Enviada em 26/02/2023
Na grandiosa obra “O cidadão de papel”, o escritor brasileiro Gilberto Demenstein relata que, apesar de o país apresentar importantes conjunturas de leis, elas se atêm, de forma geral, ao plano teórico. Diante disso, a conjunção dessa análise inclui-se no Brasil atual, haja vista que, apesar de ser um direito garantido, o dever do estado não se encontra concretizado. Esse cenário fatídico ocorre não só em circunstância da falta de oportunidades, mas também devido à falta de investimentos nas educações estruturais.
Em primeiro lugar, deve-se destacar que a ausência de ensejos no Brasil vem gerando desemprego em massa. Segundo a senadora Lúcia Vânia, um país onde tem grandes areas de demissões, não se deve castigar alguém por mendicância. Para Durkeim, a função do estado é garantir e gerenciar as questões da coletividade e bem-estar, assim, mostra-se o quanto deve-se considerar a relação entre solidariedade e cidadania.

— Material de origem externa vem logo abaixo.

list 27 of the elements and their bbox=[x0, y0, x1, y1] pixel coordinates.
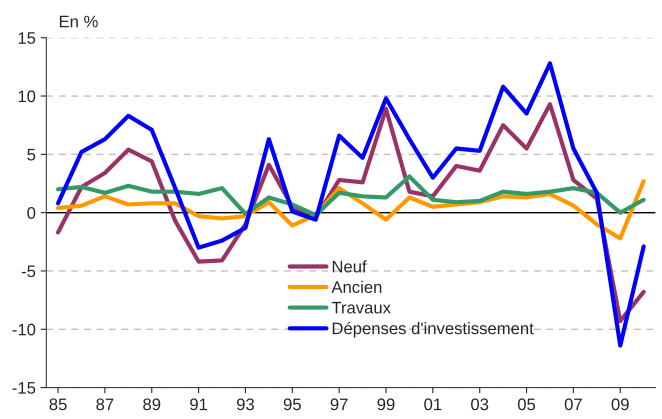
x-tick-label: 05 bbox=[518, 398, 536, 410]
y-tick-label: 5 bbox=[27, 148, 36, 161]
x-tick-label: 93 bbox=[236, 398, 254, 410]
x-tick-label: 07 bbox=[564, 398, 582, 410]
x-tick-label: 87 bbox=[96, 398, 114, 410]
y-tick-label: 0 bbox=[27, 207, 36, 219]
x-tick-label: 99 bbox=[378, 398, 394, 410]
x-tick-label: 85 bbox=[50, 398, 67, 410]
legend-label: Ancien bbox=[331, 280, 382, 294]
y-tick-label: -15 bbox=[12, 382, 36, 394]
legend-label: Neuf bbox=[332, 260, 367, 272]
y-tick-label: 10 bbox=[18, 90, 36, 102]
y-axis-title: En % bbox=[60, 16, 98, 28]
x-tick-label: 03 bbox=[471, 398, 488, 410]
line-series bbox=[56, 61, 646, 348]
x-tick-label: 89 bbox=[143, 398, 160, 410]
y-tick-label: 15 bbox=[18, 32, 36, 44]
x-tick-label: 91 bbox=[190, 398, 208, 410]
x-tick-label: 97 bbox=[330, 398, 348, 410]
line-series bbox=[56, 174, 646, 218]
x-tick-label: 09 bbox=[612, 398, 629, 410]
y-tick-label: -5 bbox=[22, 266, 36, 278]
y-tick-label: -10 bbox=[12, 324, 36, 336]
legend-label: Travaux bbox=[332, 302, 391, 314]
legend-label: Dépenses d'investissement bbox=[332, 322, 534, 338]
x-tick-label: 95 bbox=[284, 398, 301, 410]
x-tick-label: 01 bbox=[424, 398, 442, 410]
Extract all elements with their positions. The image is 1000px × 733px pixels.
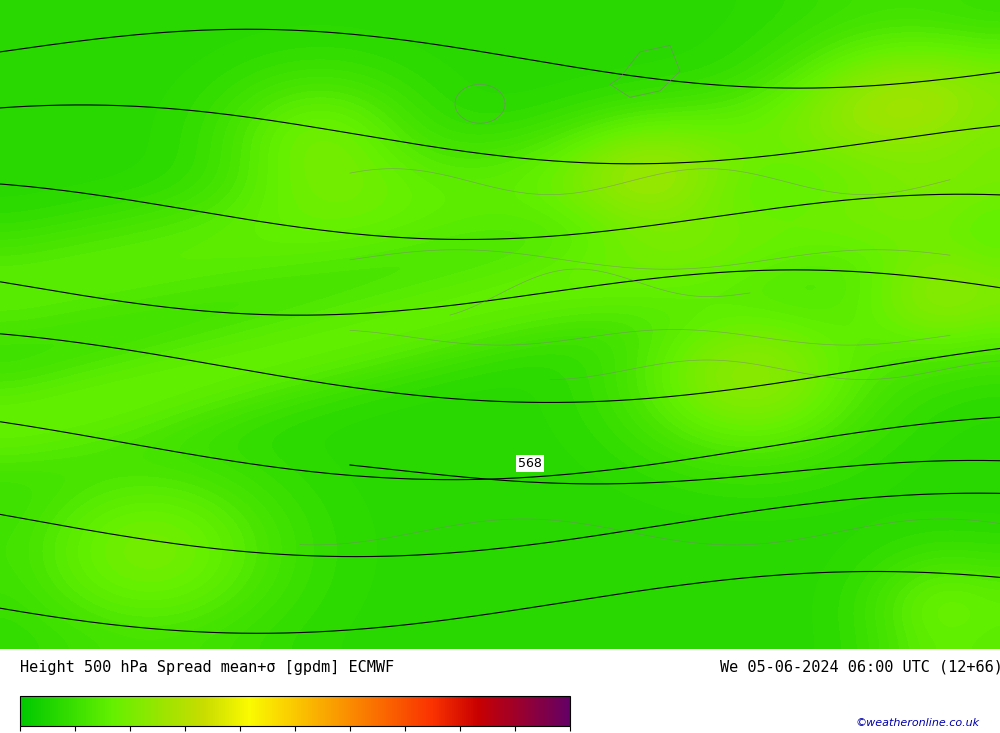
Text: 568: 568 xyxy=(518,457,542,471)
Text: We 05-06-2024 06:00 UTC (12+66): We 05-06-2024 06:00 UTC (12+66) xyxy=(720,660,1000,674)
Text: ©weatheronline.co.uk: ©weatheronline.co.uk xyxy=(856,718,980,729)
Text: Height 500 hPa Spread mean+σ [gpdm] ECMWF: Height 500 hPa Spread mean+σ [gpdm] ECMW… xyxy=(20,660,394,674)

Ademais, é competente ressaltar a falta de investimentos na área da educação como um provedor do problema. Partindo desse pressuposto, a escassez de aplicação educacional gera o adoecimento dos profissionais de educação, uma vez que as profissões não são valorizadas corretamente, acarretando cada vez mais exonerações. Tudo isso retarda a resolução do obstáculo, já que os investimentos educacionais contribui para a perpetuação desse quadro.
Portanto, é mister que o Ministério tome prudência para amenizar o quadro atual. Para a relação da solidariedade e cidadania, urge que, a gestão governamental crie por meio de propagandas e fundos de investimentos, um aplicativo que promova a relação de amparo e o acolhimento dessas pessoas. O programa vai ajudar por meio de fundos a investir mais na conscientização dos brasileiros e no processo de respeito a diversos grupos necessitados. Somente assim, com a junção de tais ações, os brasileiros verão o progresso referido na Bandeira Nacional Brasileira como uma realidade.